The following is a letter sent to the Lycoming County Society for the Prevention of Cruelty to Animals from Mary R. Hockenbrock, about her dog Cosmo, who she adopted from the SPCA in 2008.
Dear Ms. Stryker,
I wanted to give you an update on Cosmo, who I adopted in March of 2008.
Cosmo has had a very touchy last two years. My mother, Cosmo’s grandmother, Beletha June Triplett, came to live with us. Cosmo knew that something was not right with his grandmother and became very protective of her. My mother was brain damaged from an operation and required 24/7 care. For those two years and until her passing on Dec. 6 last year, Grandma became Cosmo’s “baby.” He laid on the bed with her, and actually had to be taken out of the room while we did her daily care and nursing because he wouldn’t let anyone except me get close to her.
I would like to share two short stories about Cosmo with you regarding his grandma.
Every morning Cosmo would get out of my bed and go look into my mom’s room. He then would come to me and we started our daily routine. One morning after I checked on her and went back to the kitchen to start her breakfast, he came running into the kitchen in an excited state and ran back to her room. She was having a seizure! He actually alerted me to this situation.
The second story is a little harder to tell, but I will. During the last week of my mother’s life, Cosmo and I sat with her all day and night even though we had two nurses who were to relieve us – neither Cosmo nor I could leave her. He slept on the floor and I on a chair, and at times with her. The only time we left her was out of necessity.
The day of my mother’s passing was particularly hard on us. We knew she was going to leave, but we didn’t know the time. Again, he would not leave the room, so his meals were brought into the bedroom. One hour before she passed, he got up and circled the bed – I didn’t understand at the time why. He sat down and looked at me. I gave him a pat on his head and told him that it would be OK.
During that hour, he did this twice. At the very end, I kissed my mother on the forehead and told her I loved her, then on the nose and told her I loved her more and then the chin, I would love her forever, I?told her to reach out and take Daddy’s hand he was waiting for her, and she passed. Cosmo left the room while I was turning off the machines and notifying hospice and family.

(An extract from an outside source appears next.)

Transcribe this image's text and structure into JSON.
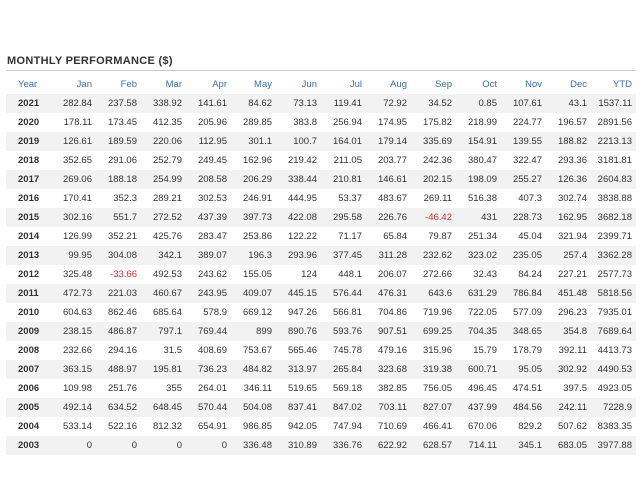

During the religious ceremony prior to her leaving, Cosmo sat in her room and watched my daughter-in-law and I prepare my mother’s body for moving to the funeral home.
He never barked while the hospice nurse came and the funeral director who came to take her away.
There is a moral to this story – I know that he felt the presence of my dad who passed away in 2011 in that room waiting for my mother. Cosmo was so humble, and my dad, who was afraid of dogs, actually was not afraid of Cosmo and loved him dearly. Cosmo was and is my saving grace. We were meant to be together and I am so glad that we found each other.
Cosmo had been treated for depression after my mother’s passing – he missed her so much. He is doing better now. It just took a little time and I gave him her little bed pillow to lay his head on.
On March 6, he had an arthrotomy – CrCl debridement and medical meniscal release and right tibial plateau leveling osteotomy.
He is recuperating as I am writing this. Poor little man. Dr. Lewis in Muncy is his attending veterinarian and referred him to Dr. Charles McBrien at the Northeast Veterinary Referral and Emergency Hospital in Plains.
Prior to his surgery, Cosmo developed stress colitis and had a very hard night but the surgery went extremely well. Because of the stress colitis, and the fact that I am a retired trauma nurse, I was asked if I would be comfortable coming to get him on the day of the surgery to take him home.
Not that they did not want to keep him, but the stress colitis was getting the best of him. I brought him home and he had no further problems. He is on a lot of medication and we have our moments when it is time to take it (he is very bull-headed and will clamp his jaw shut). He makes me laugh every time I have to give him his medication because no matter what I do, he knows what is coming – I can’t trick him at all!
The long and short of this – thank you for allowing Cosmo to come into my life. As I stated above, he has been my saving grace for two and a half years and continues to be.